Como esse procedimento é feito? Ele pode ser repetido quantas vezes?
A Drª Luciana Kalache explica que esse procedimento deve ser realizado em um consultório com um dermatologista especializado: “Primeiro, precisamos preparar a região antes de começar o peeling para que o procedimento responda de maneira uniforme, a recuperação seja mais rápida e o resultado efetivo”, garantiu. Em seguida, o profissional aplica o ácido.
O peeling químico pode ser repetido de acordo com a necessidade de cada paciente. “O tratamento é feito em uma única sessão ou dividido em várias que deve ser determinada pelas características da pele da pessoa”, esclareceu.
Quais cuidados devemos tomar após o peeling?
Após fazer o peeling químico de ácido salicílico acontece uma descamação da pele. “Um tipo de renovação controlada, que o paciente precisa cuidar e não arrancar as casquinhas.
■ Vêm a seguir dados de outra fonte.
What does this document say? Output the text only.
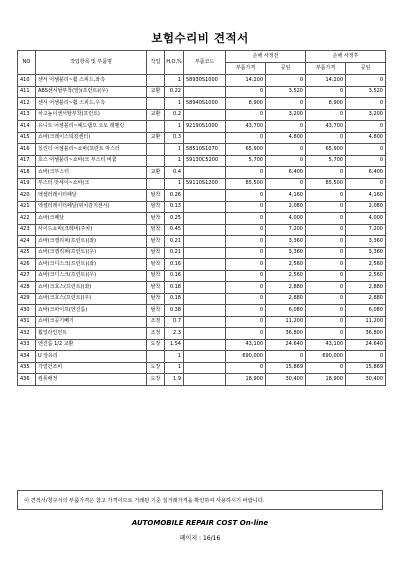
보험수리비 견적서
NO	작업항목 및 부품명	작업	H,O,%	부품코드	손해 사정전		손해 사정후	
					부품가격	공임	부품가격	공임
410	센서 어셈블리~휠 스피드,좌측		1	58930S1000	14,200	0	14,200	0
411	ABS센서탈부착(앞)(프런트)(우)	교환	0.22		0	3,520	0	3,520
412	센서 어셈블리~휠 스피드,우측		1	58940S1000	8,900	0	8,900	0
413	차고높이센서탈부착(프런트)	교환	0.2		0	3,200	0	3,200
414	유니트 어셈블리~헤드램프 오토 레벨링		1	92190S1000	43,700	0	43,700	0
415	쇼바(크레이스틱킹센터)	교환	0.3		0	4,800	0	4,800
416	실린더 어셈블리~쇼바(프런트 마스터		1	58510S1070	65,900	0	65,900	0
417	호스 어셈블리~쇼바(크 부스터 버큠		1	59130C5200	5,700	0	5,700	0
418	쇼바(크부스터	교환	0.4		0	6,400	0	6,400
419	부스터 앗세이~쇼바(크		1	59110S1200	85,500	0	85,500	0
420	엑셀러레이터페달	탈착	0.26		0	4,160	0	4,160
421	엑셀러레이터페달(위치감지센서)	탈착	0.13		0	2,080	0	2,080
422	쇼바(크페달	탈착	0.25		0	4,000	0	4,000
423	사이드쇼바(크레버(주차)	탈착	0.45		0	7,200	0	7,200
424	쇼바(크캘리퍼(프런트)(좌)	탈착	0.21		0	3,360	0	3,360
425	쇼바(크캘리퍼(프런트)(우)	탈착	0.21		0	3,360	0	3,360
426	쇼바(크디스크(프런트)(좌)	탈착	0.16		0	2,560	0	2,560
427	쇼바(크디스크(프런트)(우)	탈착	0.16		0	2,560	0	2,560
428	쇼바(크호스(프런트)(좌)	탈착	0.18		0	2,880	0	2,880
429	쇼바(크호스(프런트)(우)	탈착	0.18		0	2,880	0	2,880
430	쇼바(크파이프(엔진룸)	탈착	0.38		0	6,080	0	6,080
431	쇼바(크공기빼기	조정	0.7		0	11,200	0	11,200
432	휠얼라인먼트	조정	2.3		0	36,800	0	36,800
433	엔진룸 1/2 교환	도장	1.54		43,100	24,640	43,100	24,640
434	U 앞유리		1		690,000	0	690,000	0
435	가열건조비	도장	1		0	15,869	0	15,869
436	컴퓨배정	도장	1.9		18,900	30,400	18,900	30,400
이 견적서/청구서의 부품가격은 참고 가격이므로 거래된 기준 실거래가격을 확인하여 사용하시기 바랍니다.
AUTOMOBILE REPAIR COST On-line
페이지 : 16/16
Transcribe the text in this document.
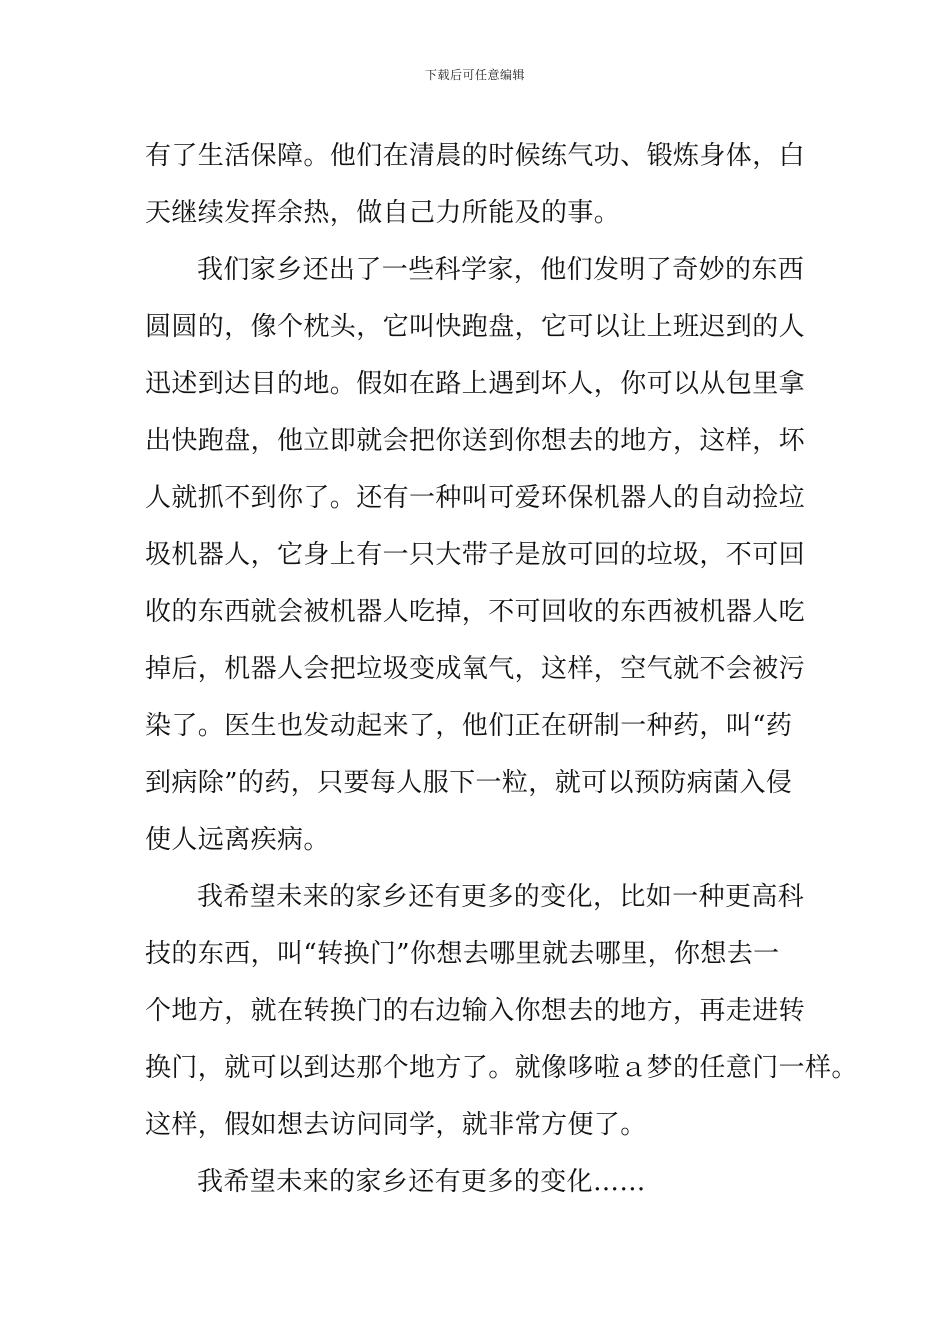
下载后可任意编辑
有了生活保障。他们在清晨的时候练气功、锻炼身体，白
天继续发挥余热，做自己力所能及的事。
我们家乡还出了一些科学家，他们发明了奇妙的东西
圆圆的，像个枕头，它叫快跑盘，它可以让上班迟到的人
迅述到达目的地。假如在路上遇到坏人，你可以从包里拿
出快跑盘，他立即就会把你送到你想去的地方，这样，坏
人就抓不到你了。还有一种叫可爱环保机器人的自动捡垃
圾机器人，它身上有一只大带子是放可回的垃圾，不可回
收的东西就会被机器人吃掉，不可回收的东西被机器人吃
掉后，机器人会把垃圾变成氧气，这样，空气就不会被污
染了。医生也发动起来了，他们正在研制一种药，叫“药
到病除”的药，只要每人服下一粒，就可以预防病菌入侵
使人远离疾病。
我希望未来的家乡还有更多的变化，比如一种更高科
技的东西，叫“转换门”你想去哪里就去哪里，你想去一
个地方，就在转换门的右边输入你想去的地方，再走进转
换门，就可以到达那个地方了。就像哆啦ａ梦的任意门一样。
这样，假如想去访问同学，就非常方便了。
我希望未来的家乡还有更多的变化……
Quando essa pele morta é removida de uma maneira traumática acaba causando ardência, marcas, cicatrizes e manchas”, atentou a profissional. Deve-se também:
- Aplicar o filtro solar todos os dias e repassar o produto a cada duas ou três horas;
- Usar dermocosméticos para a pele sensibilizada pós-peeling com ativos calmantes, como a água termal;
- Apostar em hidratantes leves para não aumentar a oleosidade da pele.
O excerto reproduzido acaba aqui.